Der Nied und dem gesamten Niedraum kommt auch eine merkliche Freizeit- und Erhohlungsfunktion zu.
Angler-Herzen schlagen höher, wenn Zahl und Namen der vielen Fischarten genannt werden, die in der Nied gute Lebensbedingungen finden.

Nied und Niedlandschaft bilden ein natürliches Potential, einen "Schatz der Natur", der nicht ausgeplündert werden darf. Deshalb sind Umwelt- und Naturschutz im Niedtal von besonderer Bedeutung. Die großen Anstrengungen zur Reinhaltung im Wege moderner Abwassertechnik haben erfolgreich gefruchtet.

Aus Gründen des gestiegenen Erfordernisses des Naturschutzes im Niedtal ist das Befahren der Nied mit Booten jahreszeitlich (15. März bis 30. Juni) und entsprechend des Wasserstandes (Niedrigwasserstand 30 cm) begrenzt.

Und dennoch, vielleicht gerade deshalb, lädt das ´Land der Nied´ ein zu einem erholsamen, erfrischenden Freizeitspaß! 

Mit dem Schlauchboot oder Kanu über die Nied

Normal ist es nach dem 30. Juni möglich auf der ganzen Nied mit dem Boot zu fahren.

Dies regelt die Verordnung vom 4. April 1996.

Die Pegelhöhe in Niedaltdorf muss aber min. 30cm hoch sein.
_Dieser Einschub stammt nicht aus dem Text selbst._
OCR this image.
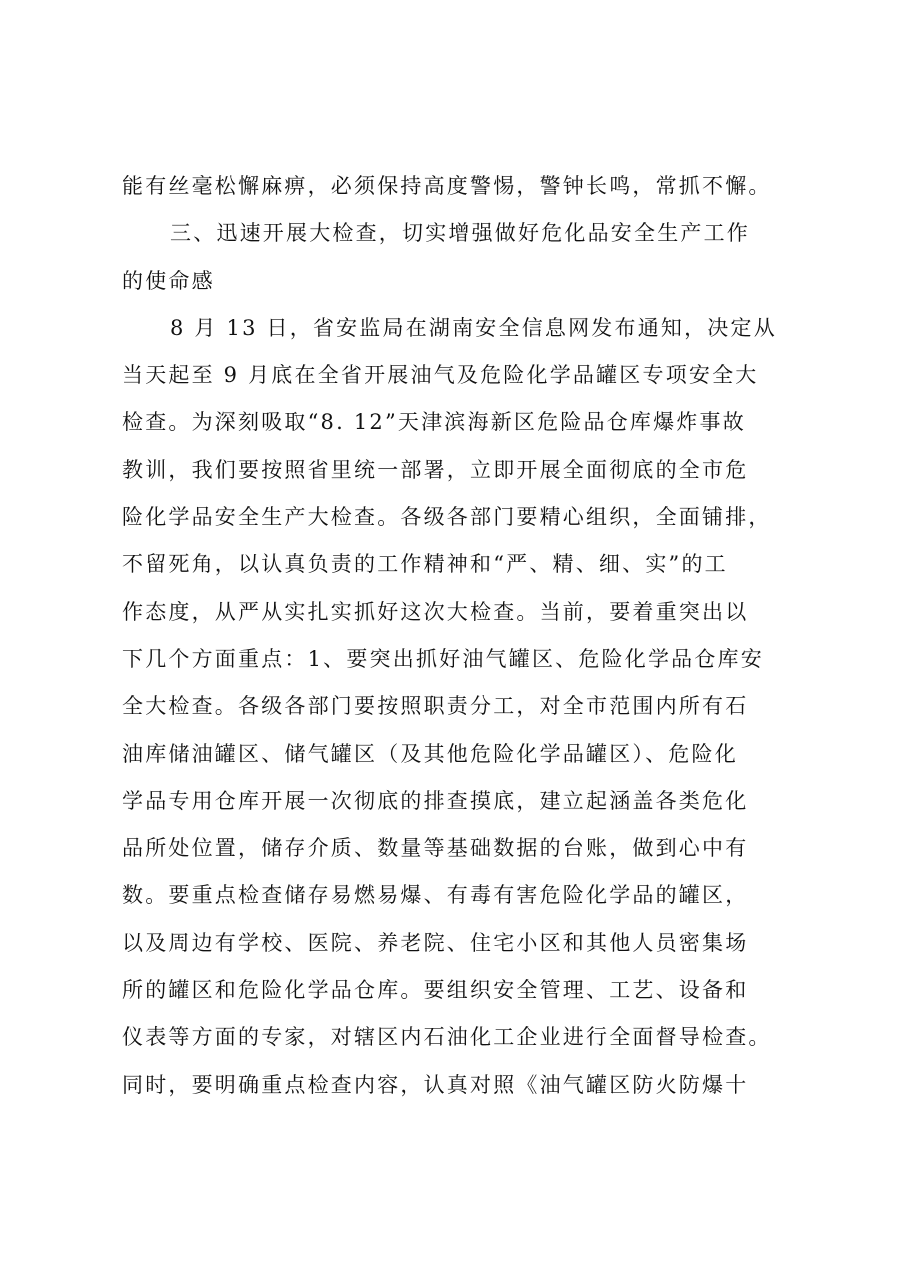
能有丝毫松懈麻痹，必须保持高度警惕，警钟长鸣，常抓不懈。
三、迅速开展大检查，切实增强做好危化品安全生产工作
的使命感
8 月 13 日，省安监局在湖南安全信息网发布通知，决定从
当天起至 9 月底在全省开展油气及危险化学品罐区专项安全大
检查。为深刻吸取“8. 12”天津滨海新区危险品仓库爆炸事故
教训，我们要按照省里统一部署，立即开展全面彻底的全市危
险化学品安全生产大检查。各级各部门要精心组织，全面铺排，
不留死角，以认真负责的工作精神和“严、精、细、实”的工
作态度，从严从实扎实抓好这次大检查。当前，要着重突出以
下几个方面重点：1、要突出抓好油气罐区、危险化学品仓库安
全大检查。各级各部门要按照职责分工，对全市范围内所有石
油库储油罐区、储气罐区（及其他危险化学品罐区）、危险化
学品专用仓库开展一次彻底的排查摸底，建立起涵盖各类危化
品所处位置，储存介质、数量等基础数据的台账，做到心中有
数。要重点检查储存易燃易爆、有毒有害危险化学品的罐区，
以及周边有学校、医院、养老院、住宅小区和其他人员密集场
所的罐区和危险化学品仓库。要组织安全管理、工艺、设备和
仪表等方面的专家，对辖区内石油化工企业进行全面督导检查。
同时，要明确重点检查内容，认真对照《油气罐区防火防爆十
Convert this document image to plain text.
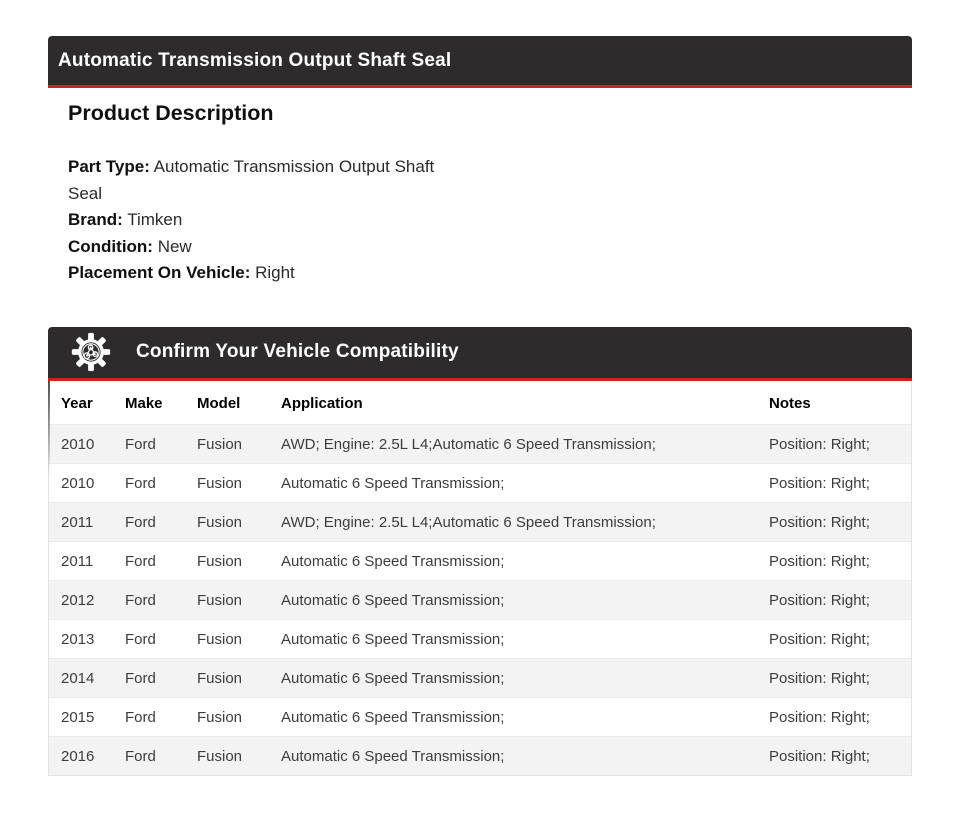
Automatic Transmission Output Shaft Seal
Product Description
Part Type: Automatic Transmission Output Shaft Seal
Brand: Timken
Condition: New
Placement On Vehicle: Right
Confirm Your Vehicle Compatibility
Year	Make	Model	Application	Notes
2010	Ford	Fusion	AWD; Engine: 2.5L L4;Automatic 6 Speed Transmission;	Position: Right;
2010	Ford	Fusion	Automatic 6 Speed Transmission;	Position: Right;
2011	Ford	Fusion	AWD; Engine: 2.5L L4;Automatic 6 Speed Transmission;	Position: Right;
2011	Ford	Fusion	Automatic 6 Speed Transmission;	Position: Right;
2012	Ford	Fusion	Automatic 6 Speed Transmission;	Position: Right;
2013	Ford	Fusion	Automatic 6 Speed Transmission;	Position: Right;
2014	Ford	Fusion	Automatic 6 Speed Transmission;	Position: Right;
2015	Ford	Fusion	Automatic 6 Speed Transmission;	Position: Right;
2016	Ford	Fusion	Automatic 6 Speed Transmission;	Position: Right;
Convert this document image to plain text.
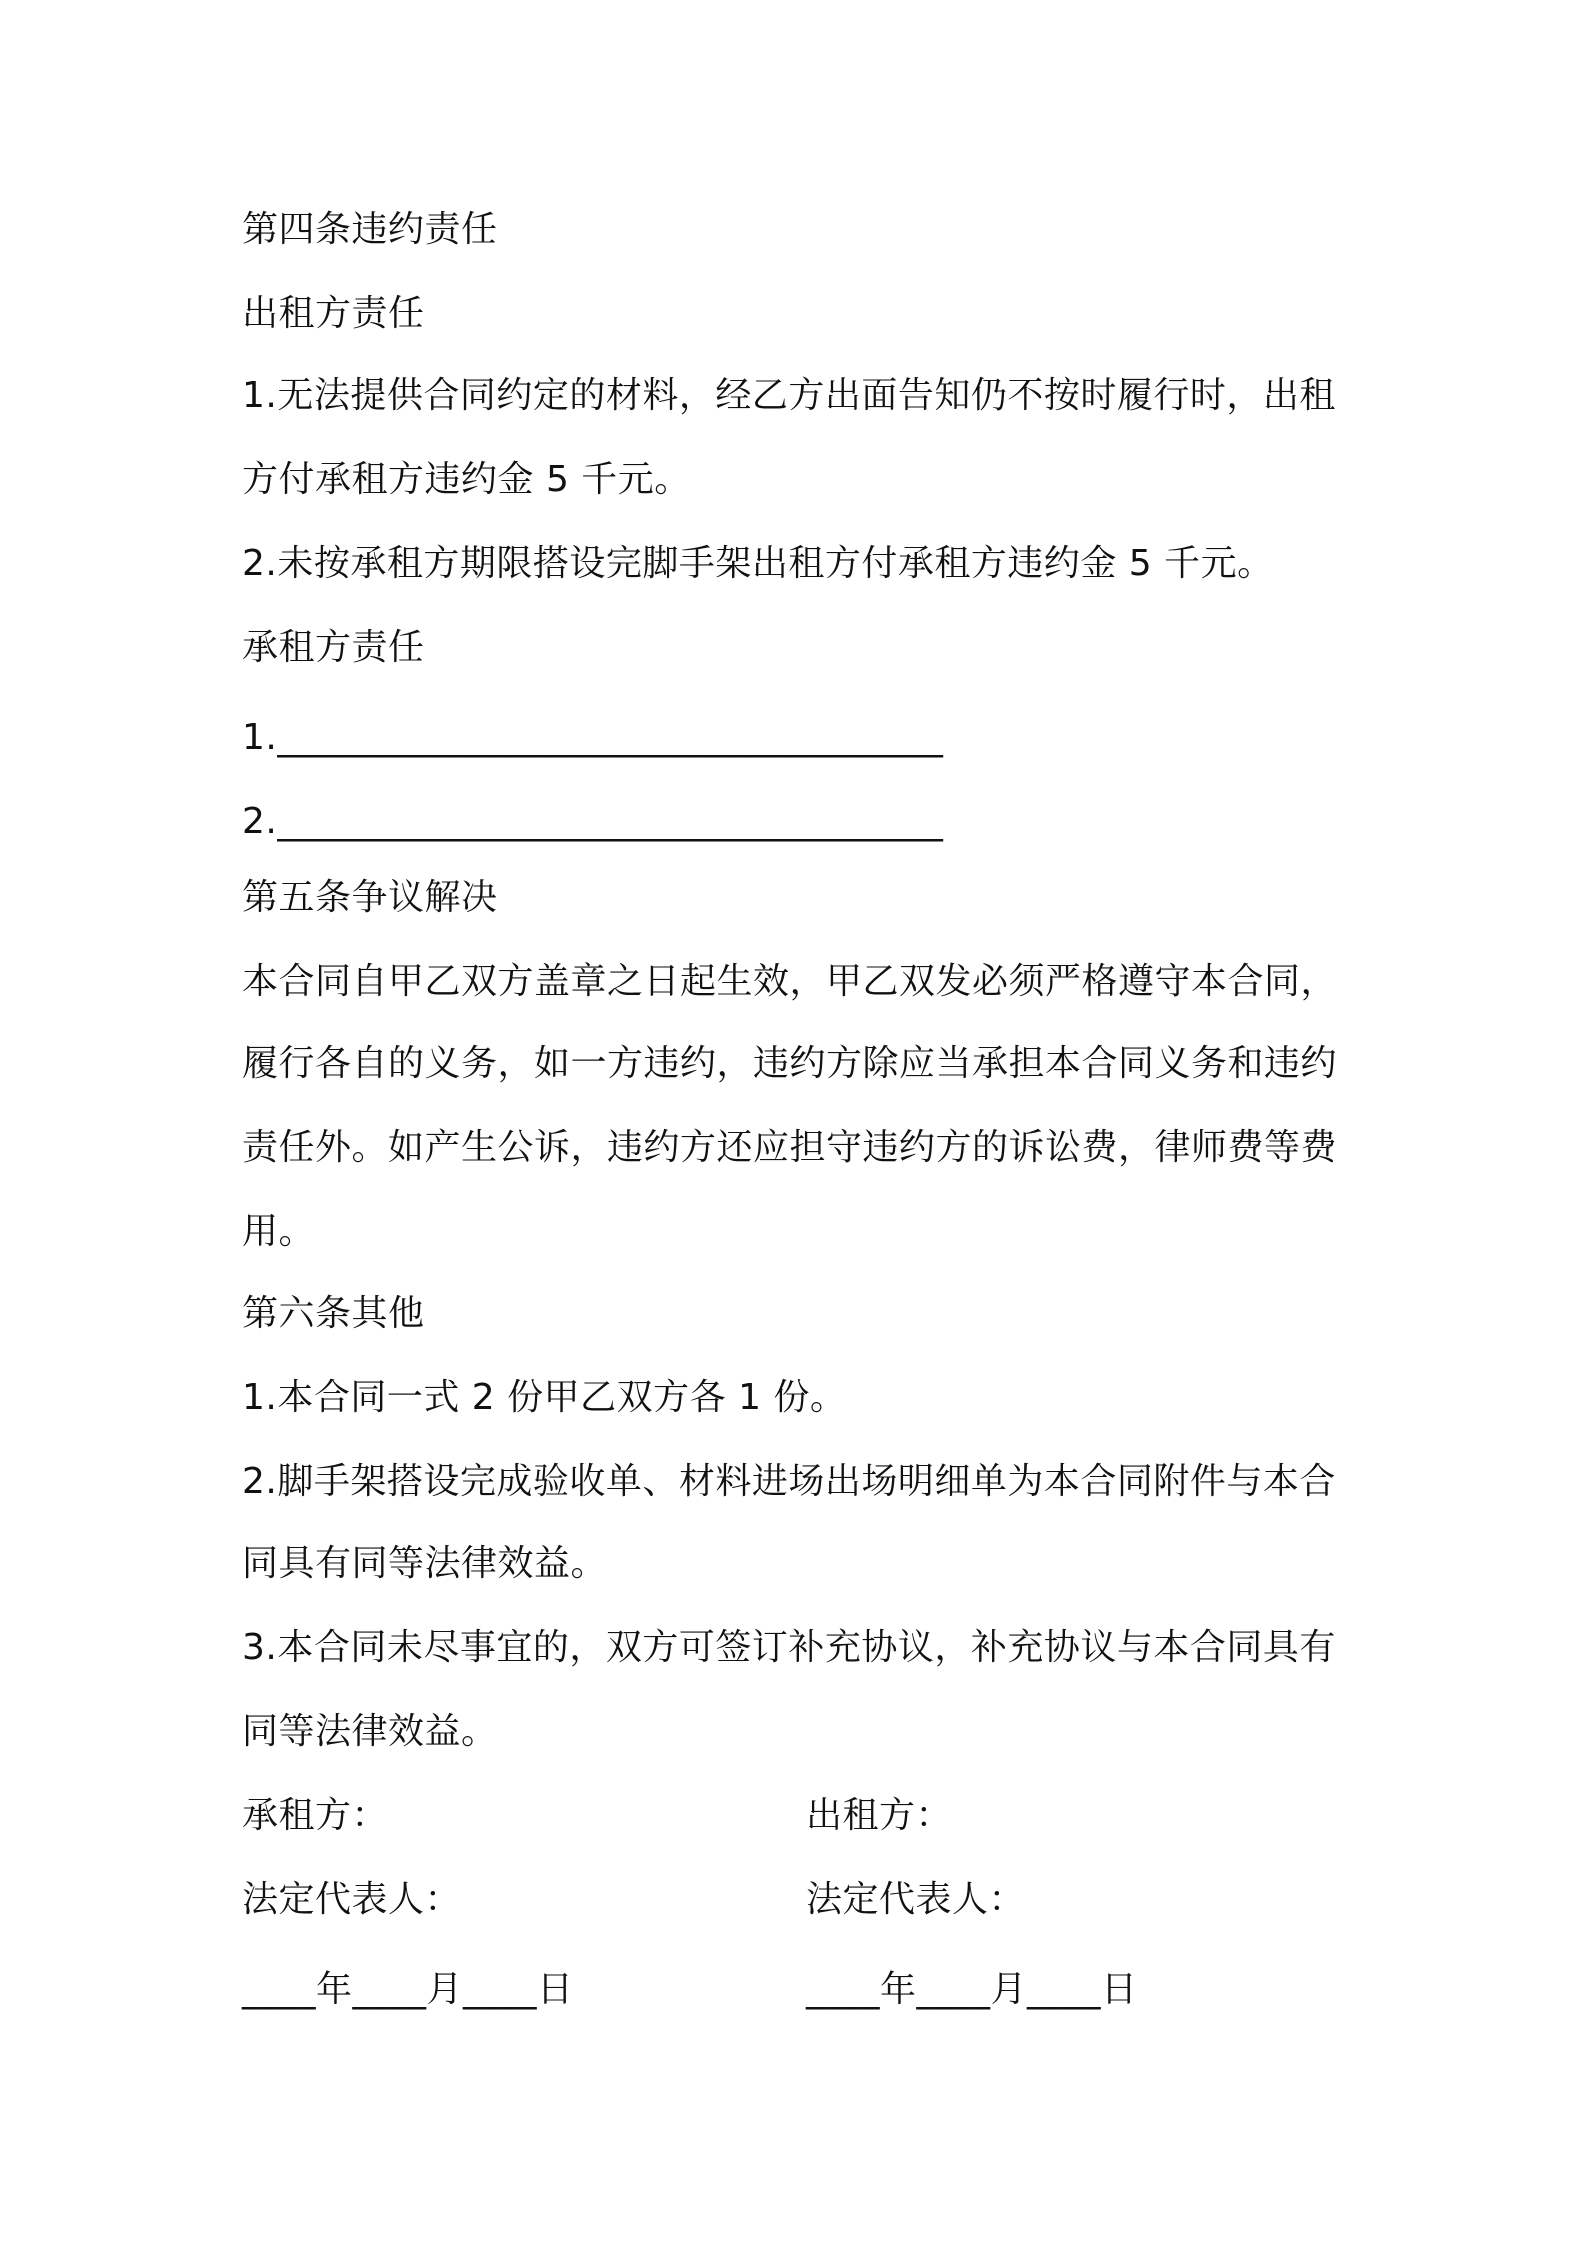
第四条违约责任
出租方责任
1.无法提供合同约定的材料，经乙方出面告知仍不按时履行时，出租
方付承租方违约金 5 千元。
2.未按承租方期限搭设完脚手架出租方付承租方违约金 5 千元。
承租方责任
1.____________________________________
2.____________________________________
第五条争议解决
本合同自甲乙双方盖章之日起生效，甲乙双发必须严格遵守本合同，
履行各自的义务，如一方违约，违约方除应当承担本合同义务和违约
责任外。如产生公诉，违约方还应担守违约方的诉讼费，律师费等费
用。
第六条其他
1.本合同一式 2 份甲乙双方各 1 份。
2.脚手架搭设完成验收单、材料进场出场明细单为本合同附件与本合
同具有同等法律效益。
3.本合同未尽事宜的，双方可签订补充协议，补充协议与本合同具有
同等法律效益。
承租方：	出租方：
法定代表人：	法定代表人：
____年____月____日	____年____月____日
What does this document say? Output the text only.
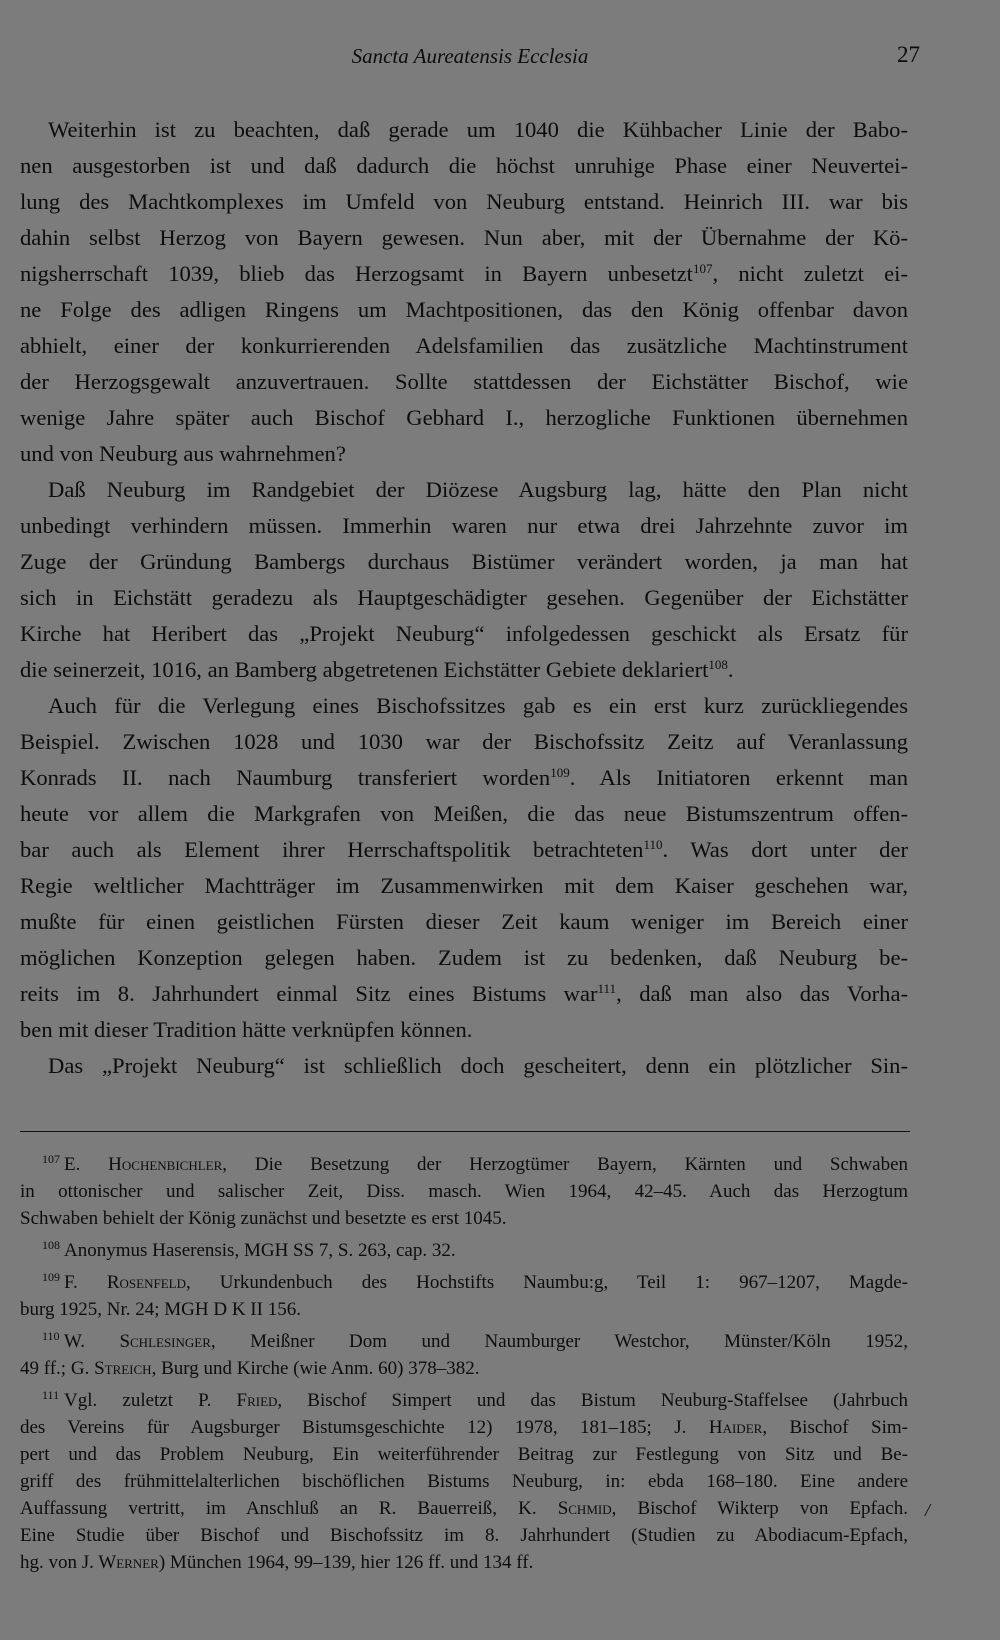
Sancta Aureatensis Ecclesia	27
Weiterhin ist zu beachten, daß gerade um 1040 die Kühbacher Linie der Babo-
nen ausgestorben ist und daß dadurch die höchst unruhige Phase einer Neuvertei-
lung des Machtkomplexes im Umfeld von Neuburg entstand. Heinrich III. war bis
dahin selbst Herzog von Bayern gewesen. Nun aber, mit der Übernahme der Kö-
nigsherrschaft 1039, blieb das Herzogsamt in Bayern unbesetzt$^{107}$, nicht zuletzt ei-
ne Folge des adligen Ringens um Machtpositionen, das den König offenbar davon
abhielt, einer der konkurrierenden Adelsfamilien das zusätzliche Machtinstrument
der Herzogsgewalt anzuvertrauen. Sollte stattdessen der Eichstätter Bischof, wie
wenige Jahre später auch Bischof Gebhard I., herzogliche Funktionen übernehmen
und von Neuburg aus wahrnehmen?
Daß Neuburg im Randgebiet der Diözese Augsburg lag, hätte den Plan nicht
unbedingt verhindern müssen. Immerhin waren nur etwa drei Jahrzehnte zuvor im
Zuge der Gründung Bambergs durchaus Bistümer verändert worden, ja man hat
sich in Eichstätt geradezu als Hauptgeschädigter gesehen. Gegenüber der Eichstätter
Kirche hat Heribert das „Projekt Neuburg“ infolgedessen geschickt als Ersatz für
die seinerzeit, 1016, an Bamberg abgetretenen Eichstätter Gebiete deklariert$^{108}$.
Auch für die Verlegung eines Bischofssitzes gab es ein erst kurz zurückliegendes
Beispiel. Zwischen 1028 und 1030 war der Bischofssitz Zeitz auf Veranlassung
Konrads II. nach Naumburg transferiert worden$^{109}$. Als Initiatoren erkennt man
heute vor allem die Markgrafen von Meißen, die das neue Bistumszentrum offen-
bar auch als Element ihrer Herrschaftspolitik betrachteten$^{110}$. Was dort unter der
Regie weltlicher Machtträger im Zusammenwirken mit dem Kaiser geschehen war,
mußte für einen geistlichen Fürsten dieser Zeit kaum weniger im Bereich einer
möglichen Konzeption gelegen haben. Zudem ist zu bedenken, daß Neuburg be-
reits im 8. Jahrhundert einmal Sitz eines Bistums war$^{111}$, daß man also das Vorha-
ben mit dieser Tradition hätte verknüpfen können.
Das „Projekt Neuburg“ ist schließlich doch gescheitert, denn ein plötzlicher Sin-
107 E. Hochenbichler, Die Besetzung der Herzogtümer Bayern, Kärnten und Schwaben
in ottonischer und salischer Zeit, Diss. masch. Wien 1964, 42–45. Auch das Herzogtum
Schwaben behielt der König zunächst und besetzte es erst 1045.
108 Anonymus Haserensis, MGH SS 7, S. 263, cap. 32.
109 F. Rosenfeld, Urkundenbuch des Hochstifts Naumbu:g, Teil 1: 967–1207, Magde-
burg 1925, Nr. 24; MGH D K II 156.
110 W. Schlesinger, Meißner Dom und Naumburger Westchor, Münster/Köln 1952,
49 ff.; G. Streich, Burg und Kirche (wie Anm. 60) 378–382.
111 Vgl. zuletzt P. Fried, Bischof Simpert und das Bistum Neuburg-Staffelsee (Jahrbuch
des Vereins für Augsburger Bistumsgeschichte 12) 1978, 181–185; J. Haider, Bischof Sim-
pert und das Problem Neuburg, Ein weiterführender Beitrag zur Festlegung von Sitz und Be-
griff des frühmittelalterlichen bischöflichen Bistums Neuburg, in: ebda 168–180. Eine andere
Auffassung vertritt, im Anschluß an R. Bauerreiß, K. Schmid, Bischof Wikterp von Epfach.
Eine Studie über Bischof und Bischofssitz im 8. Jahrhundert (Studien zu Abodiacum-Epfach,
hg. von J. Werner) München 1964, 99–139, hier 126 ff. und 134 ff.
/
Sollte der Pegelstand niedriger sein, dürfen nur in den ausgewählten Bereichen am Wehr in Eimersdorf (150 m flussaufwärts), Siersburg (700 m flussaufwärts) und Hemmersdorf (250 m flussaufwärts) mit Booten und Kanus gefahren werden. Alle anderen Bereiche sind sodann gesperrt.

Der Bereich der Wehre darf ganzjährig befahren werden.

Der restliche Teil der Nied ist vom 15. März bis 30. Juni eines jeden Jahres oder bei einer Pegeltiefe unter 30 cm in Niedaltdorf gesperrt.

Die Ein- und Ausstiegsmöglichkeiten sind eingezeichnet.